Strike continued to pore over the list of names as though he might suddenly see something emerging out of his dense, spiky handwriting, the way unfocused eyes may spot the 3D image hidden in a series of brightly colored dots. All that occurred to him, however, was the fact that there was an unusual number of pairs connected to Chiswell’s death: couples—Geraint and Della, Jimmy and Flick; pairs of full siblings—Izzy and Fizzy, Jimmy and Billy; the duo of blackmailing collaborators—Jimmy and Geraint; and the subsets of each blackmailer and his deputy—Flick and Aamir. There was even the quasi-parental pairing of Della and Aamir. This left two people who formed a pair in being isolated within the otherwise close-knit family: the widowed Kinvara and Raphael, the unsatisfactory, outsider son.
Strike tapped his pen unconsciously against the notebook, thinking. Pairs. The whole business had begun with a pair of crimes: Chiswell’s blackmail and Billy’s allegation of infanticide. He had been trying to find the connection between them from the start, unable to believe that they could be entirely separate cases, even if on the face of it their only link was in the blood tie between the Knight brothers.
Turning the page, he examined the notes he had headed “Places.” After a few minutes spent examining his own jottings concerning access to the house in Ebury Street, and the locations, in several cases unknown, of the suspects at the time of Chiswell’s death, he made a note to remind himself that he still hadn’t received from Izzy contact details for Tegan Butcher, the stable girl who could confirm that Kinvara had been at home in Woolstone while Chiswell was suffocating in a plastic bag in London.

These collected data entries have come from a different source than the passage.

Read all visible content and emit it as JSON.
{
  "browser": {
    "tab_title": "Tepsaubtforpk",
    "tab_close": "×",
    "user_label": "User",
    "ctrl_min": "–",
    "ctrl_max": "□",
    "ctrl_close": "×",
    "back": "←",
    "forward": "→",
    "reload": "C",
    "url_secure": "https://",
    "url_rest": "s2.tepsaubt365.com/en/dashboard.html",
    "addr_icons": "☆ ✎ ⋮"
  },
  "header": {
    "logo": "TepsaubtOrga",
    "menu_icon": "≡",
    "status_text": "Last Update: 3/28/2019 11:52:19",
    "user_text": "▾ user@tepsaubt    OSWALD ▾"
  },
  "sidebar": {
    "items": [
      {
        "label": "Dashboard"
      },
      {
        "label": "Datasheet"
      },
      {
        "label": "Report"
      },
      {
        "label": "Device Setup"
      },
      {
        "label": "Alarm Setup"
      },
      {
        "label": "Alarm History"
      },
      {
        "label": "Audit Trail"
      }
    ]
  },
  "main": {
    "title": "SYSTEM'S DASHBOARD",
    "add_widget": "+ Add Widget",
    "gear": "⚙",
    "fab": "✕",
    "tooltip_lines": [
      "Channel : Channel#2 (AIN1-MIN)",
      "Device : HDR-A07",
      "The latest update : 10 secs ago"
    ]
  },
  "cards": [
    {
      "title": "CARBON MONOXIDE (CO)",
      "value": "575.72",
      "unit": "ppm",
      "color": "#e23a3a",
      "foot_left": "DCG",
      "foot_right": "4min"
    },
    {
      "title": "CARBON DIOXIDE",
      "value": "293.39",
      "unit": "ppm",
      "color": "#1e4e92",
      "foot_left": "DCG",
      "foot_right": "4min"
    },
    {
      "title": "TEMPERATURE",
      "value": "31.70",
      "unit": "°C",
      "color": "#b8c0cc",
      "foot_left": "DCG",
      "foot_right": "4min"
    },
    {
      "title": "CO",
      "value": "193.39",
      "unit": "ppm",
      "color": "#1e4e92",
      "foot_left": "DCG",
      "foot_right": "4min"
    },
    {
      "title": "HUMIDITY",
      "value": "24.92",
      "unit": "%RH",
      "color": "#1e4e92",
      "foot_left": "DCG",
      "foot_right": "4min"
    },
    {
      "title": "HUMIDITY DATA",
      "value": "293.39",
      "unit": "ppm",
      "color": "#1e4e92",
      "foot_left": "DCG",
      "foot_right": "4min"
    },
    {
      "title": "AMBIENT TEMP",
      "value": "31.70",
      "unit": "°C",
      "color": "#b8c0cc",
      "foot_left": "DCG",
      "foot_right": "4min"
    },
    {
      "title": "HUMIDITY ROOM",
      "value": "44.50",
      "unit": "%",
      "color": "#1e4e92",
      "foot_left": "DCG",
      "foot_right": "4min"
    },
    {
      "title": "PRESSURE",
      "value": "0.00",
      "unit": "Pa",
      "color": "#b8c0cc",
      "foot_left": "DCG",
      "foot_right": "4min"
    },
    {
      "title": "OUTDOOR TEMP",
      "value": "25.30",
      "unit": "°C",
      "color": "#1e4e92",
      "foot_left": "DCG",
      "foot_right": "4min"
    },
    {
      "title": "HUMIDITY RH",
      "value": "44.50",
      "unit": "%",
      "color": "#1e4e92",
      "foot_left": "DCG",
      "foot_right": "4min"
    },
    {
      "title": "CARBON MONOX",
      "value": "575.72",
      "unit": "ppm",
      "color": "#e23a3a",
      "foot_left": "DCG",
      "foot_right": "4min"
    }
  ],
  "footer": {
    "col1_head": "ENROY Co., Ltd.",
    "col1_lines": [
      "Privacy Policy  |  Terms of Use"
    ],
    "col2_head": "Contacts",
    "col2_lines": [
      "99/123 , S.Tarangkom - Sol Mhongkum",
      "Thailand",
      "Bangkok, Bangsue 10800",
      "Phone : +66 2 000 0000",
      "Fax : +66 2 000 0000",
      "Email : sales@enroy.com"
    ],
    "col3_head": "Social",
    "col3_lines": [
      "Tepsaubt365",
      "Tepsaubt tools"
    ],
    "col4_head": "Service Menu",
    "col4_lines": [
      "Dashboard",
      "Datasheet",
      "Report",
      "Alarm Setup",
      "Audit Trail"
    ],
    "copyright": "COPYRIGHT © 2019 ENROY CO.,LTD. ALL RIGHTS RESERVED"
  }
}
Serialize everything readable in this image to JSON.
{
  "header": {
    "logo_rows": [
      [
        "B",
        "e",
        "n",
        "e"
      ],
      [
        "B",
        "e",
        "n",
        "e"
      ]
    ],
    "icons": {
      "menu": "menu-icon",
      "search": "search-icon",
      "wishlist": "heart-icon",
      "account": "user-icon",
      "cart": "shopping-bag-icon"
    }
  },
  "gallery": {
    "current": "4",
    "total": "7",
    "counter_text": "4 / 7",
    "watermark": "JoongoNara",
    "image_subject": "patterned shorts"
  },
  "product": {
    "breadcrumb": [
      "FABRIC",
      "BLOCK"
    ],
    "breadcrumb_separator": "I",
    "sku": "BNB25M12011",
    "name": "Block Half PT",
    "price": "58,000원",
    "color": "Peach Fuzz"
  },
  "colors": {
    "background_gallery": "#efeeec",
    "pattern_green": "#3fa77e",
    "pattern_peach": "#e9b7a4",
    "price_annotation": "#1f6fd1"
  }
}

He turned to the next page, headed “Things,” and now he set down his pen and spread Robin’s photographs out so that they formed a collage of the death scene. He scrutinized the flash of gold in the pocket of the dead man, and then the bent sword, half hidden in shadow in the corner of the room.
It seemed to Strike that the case he was investigating was littered with objects that had been found in surprising places: the sword in the corner, the lachesis pills on the floor, the wooden cross found in a tangle of nettles at the bottom of the dell, the canister of helium and the rubber tubing in a house where no child’s party had ever been held, but his tired mind could find neither answers nor patterns here.
Finally, Strike downed the rest of his beer, lobbed the empty can across the room into the kitchen bin, turned to a blank page in his notebook and began to write a to-do list for the Sunday of which two hours had already elapsed.